# Inspecting datastreams

Goal is to find the nature of the data, and inspect the timestamps and rates of incoming data streams

In [None]:
import matplotlib.pyplot as plt
import datetime
import tilemapbase as tmb
import numpy as np
import pandas as pd
from pluma.stream.georeference import Georeference
from pluma.stream.ubx import _UBX_MSGIDS
from pluma.schema import Dataset
from IPython.display import clear_output
from FmulSchema import custom_schema


## Notebook plotting
%matplotlib inline
%matplotlib widget

plt.style.use('ggplot')

## Figure export parameters
new_rc_params = {'text.usetex': False,
"svg.fonttype": 'none'
}
import matplotlib as mpl
mpl.rcParams.update(new_rc_params)

## Check the errors in the code below when if below load from remote is True 
Another point is that environment.yaml should have specific versions of libraries that we are loading 
We need to update readme.md in order to explain how to get data from aws

# Set the paths to the dataset and build the dataset

In [None]:
LOAD_FROM_REMOTE = True
root = r"C:\Users\YourName\Desktop"

stream_root_folder = 's3://emotional-cities/data/nrg/poc-v1/FMUL/FMUL2022_10_21_11_20_53/'  # Path to the dataset. Can be local or remote.

#dataset = Dataset(stream_root_folder, datasetlabel="FMUL_" + stream_root_folder.split("\\")[-1], georeference= Georeference())  # Create a Dataset object that will contain the ingested data.
dataset = Dataset(
    stream_root_folder,
    datasetlabel="FMUL_" + stream_root_folder.split("\\")[-1],
    georeference= Georeference(),
    schema=custom_schema)
dataset.populate_streams(autoload=False)  # Add the "schema" that we want to load to our Dataset. If we want to load the whole dataset automatically, set autoload to True.

if LOAD_FROM_REMOTE:
# To load a single stream, we can set the autoload property to "True" and use the Dataset.reload_streams method. In this case, we will load all streams by default
    if False:
        dataset.streams.EEG.autoload = True
        dataset.streams.UBX.autoload = True
        dataset.reload_streams(force_load=False)
    # For now, we will build the whole dataset:
    else:
        dataset.reload_streams(force_load=True)  # We will just load every single stream at the same time. This might take a while if loading from AWS
        dataset.add_georeference_and_calibrate()
        dataset.export_dataset(filename=f"{root}\dataset.pickle") # We can export the dataset as a .pickle file.
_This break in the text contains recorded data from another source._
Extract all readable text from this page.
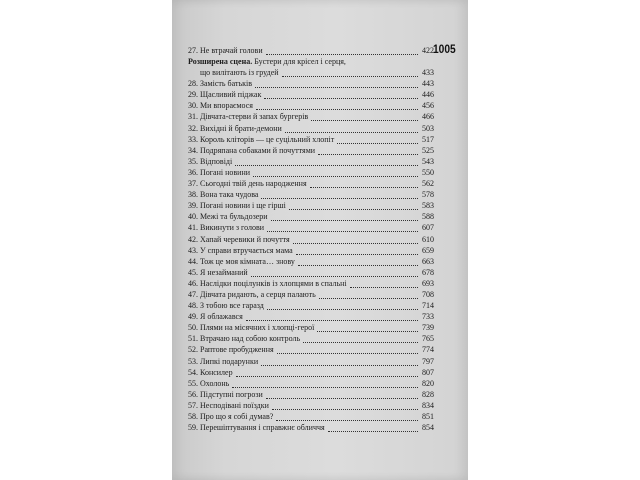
1005
27. Не втрачай голови	422
Розширена сцена. Бустери для крісел і серця,
що вилітають із грудей	433
28. Замість батьків	443
29. Щасливий піджак	446
30. Ми впораємося	456
31. Дівчата-стерви й запах бургерів	466
32. Вихідні й брати-демони	503
33. Король кліторів — це суцільний хлопіт	517
34. Подряпана собаками й почуттями	525
35. Відповіді	543
36. Погані новини	550
37. Сьогодні твій день народження	562
38. Вона така чудова	578
39. Погані новини і ще гірші	583
40. Межі та бульдозери	588
41. Викинути з голови	607
42. Хапай черевики й почуття	610
43. У справи втручається мама	659
44. Тож це моя кімната… знову	663
45. Я незайманий	678
46. Наслідки поцілунків із хлопцями в спальні	693
47. Дівчата ридають, а серця палають	708
48. З тобою все гаразд	714
49. Я облажався	733
50. Плями на місячних і хлопці-герої	739
51. Втрачаю над собою контроль	765
52. Раптове пробудження	774
53. Липкі подарунки	797
54. Консилер	807
55. Охолонь	820
56. Підступні погрози	828
57. Несподівані поїздки	834
58. Про що я собі думав?	851
59. Перешіптування і справжнє обличчя	854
    # Some warnings will be printed if some sensors were not acquired during the experiment. These are normal and can be usually ignored.

# In order to not having to run this routine multiple times, the output of the ingestion can be saved as a pickle file to be loaded later. E.g.:
else:
    dataset = Dataset.import_dataset(f"{root}\dataset.pickle")  # ... and reimport it at a later point.

print(f"Dataset: {dataset} loaded successfully, and {'not' if not dataset.has_calibration else 'sucessfully'} calibrated." )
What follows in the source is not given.